The number of jobless people fell by 26,000 from the previous quarter to 1.43 million in the three months to October, according to the Office for National Statistics (ONS). Unemployment was unchanged from the 4.3% recorded in the previous month, which was the lowest on record since 1975, while analysts expected a drop to 4.2%.

Meanwhile, the number of employed workers fell for the second month in a row and only for the second time since October last year, dropping by 56,000 to 32.08 million in the quarter to October, compared to the previous three months.

The decline was more marked than the 48,000 figure expected by analysts and represented the largest drop since the quarter between March and May 2015. However, the number of people in work remained 325,000 higher than in the corresponding period last year.

"We're ending the year on a strong note with figures showing the unemployment rate has fallen every month in 2017, and is now at the lowest it's been in over 40 years," said Minister for Employment, Damian Hinds.

"Employment is at a near-record high, and there are over 3 million more people in work now compared to 2010 – that's more than the population of Greater Manchester. Universal Credit is helping people get into work quicker, and ensuring they get more money in their pockets for every hour they work."

Average weekly earnings rose by 2.5% year-on-year, in line with the figure analysts expected, while the previous month's 2.2% gain was revised up to 2.3%.
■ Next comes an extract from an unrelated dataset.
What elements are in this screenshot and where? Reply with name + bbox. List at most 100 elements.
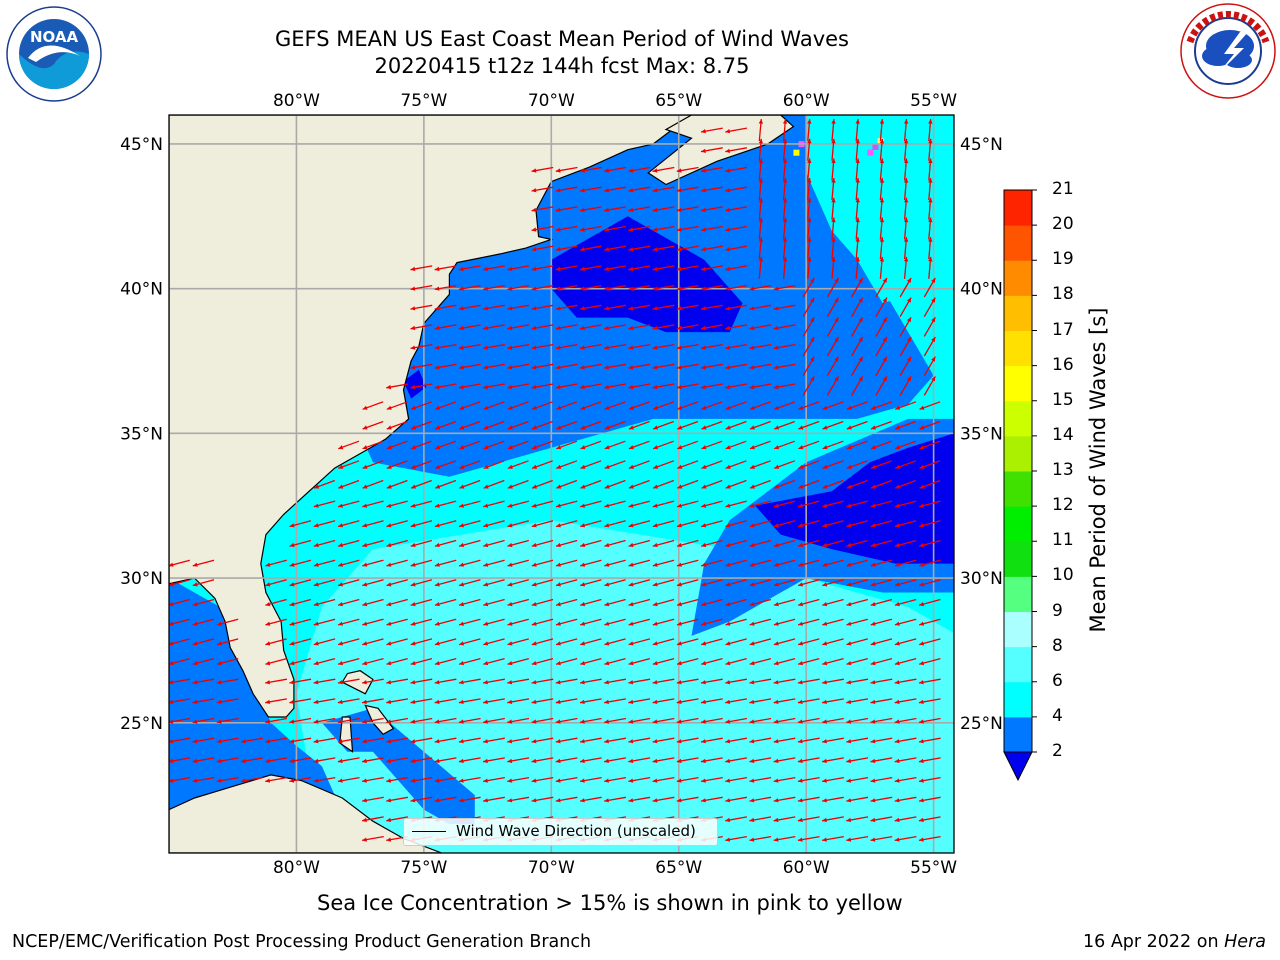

When excluding bonuses, earnings grew 2.3%, marginally above the 2.2% forecast and the previous month's reading. However, when the impact of inflation is factored in, real weekly wages fell by 0.2%, when including bonuses and by 0.4% when excluding bonuses, compared with a year earlier.

Labour market remains robust

Ben Brettell, senior economist at Hargreaves Lansdown, said the labour market remained robust, with employment close to all-time highs and plenty of vacancies available.

"The pay squeeze continues for now, but with wages growing a little more strongly and inflation set to fall back in the new year, this looks like it'll come to an end in the next few months," he added.

"We should remember, however, that the only true driver of real pay growth and rising living standards is productivity growth. This is something the UK has struggled with since the financial crisis, and as yet nobody seems to have solved the puzzle."

Andrew Wishart, UK Economist at Capital Economics, added the latest figures were source of optimism.

"We doubt the weakness in employment will persist for too much longer given that all of the hiring surveys that we track point to annual employment growth accelerating significantly from the current 1%, while unfilled vacancies are at a record high," he said.

Economists have previously warned the squeeze on households was being exacerbated by subdued wage growth, and data released yesterday showed inflation climbed to the highest level in over five in and a half years in November.

Inflation rose 3.1% year-on-year last month, compared with the 3% growth recorded in October and September. The figure was the highest level on record since March 2012 and will force Bank of England Governor Mark Carney to write a letter to the Chancellor explaining why price growth is so far above the BoE's 2% target.

The ONS added that the employment rate – the proportion of people aged from 16 to 64 who were in work – stood at 75.1%, falling 0.2 percentage points from the previous quarter.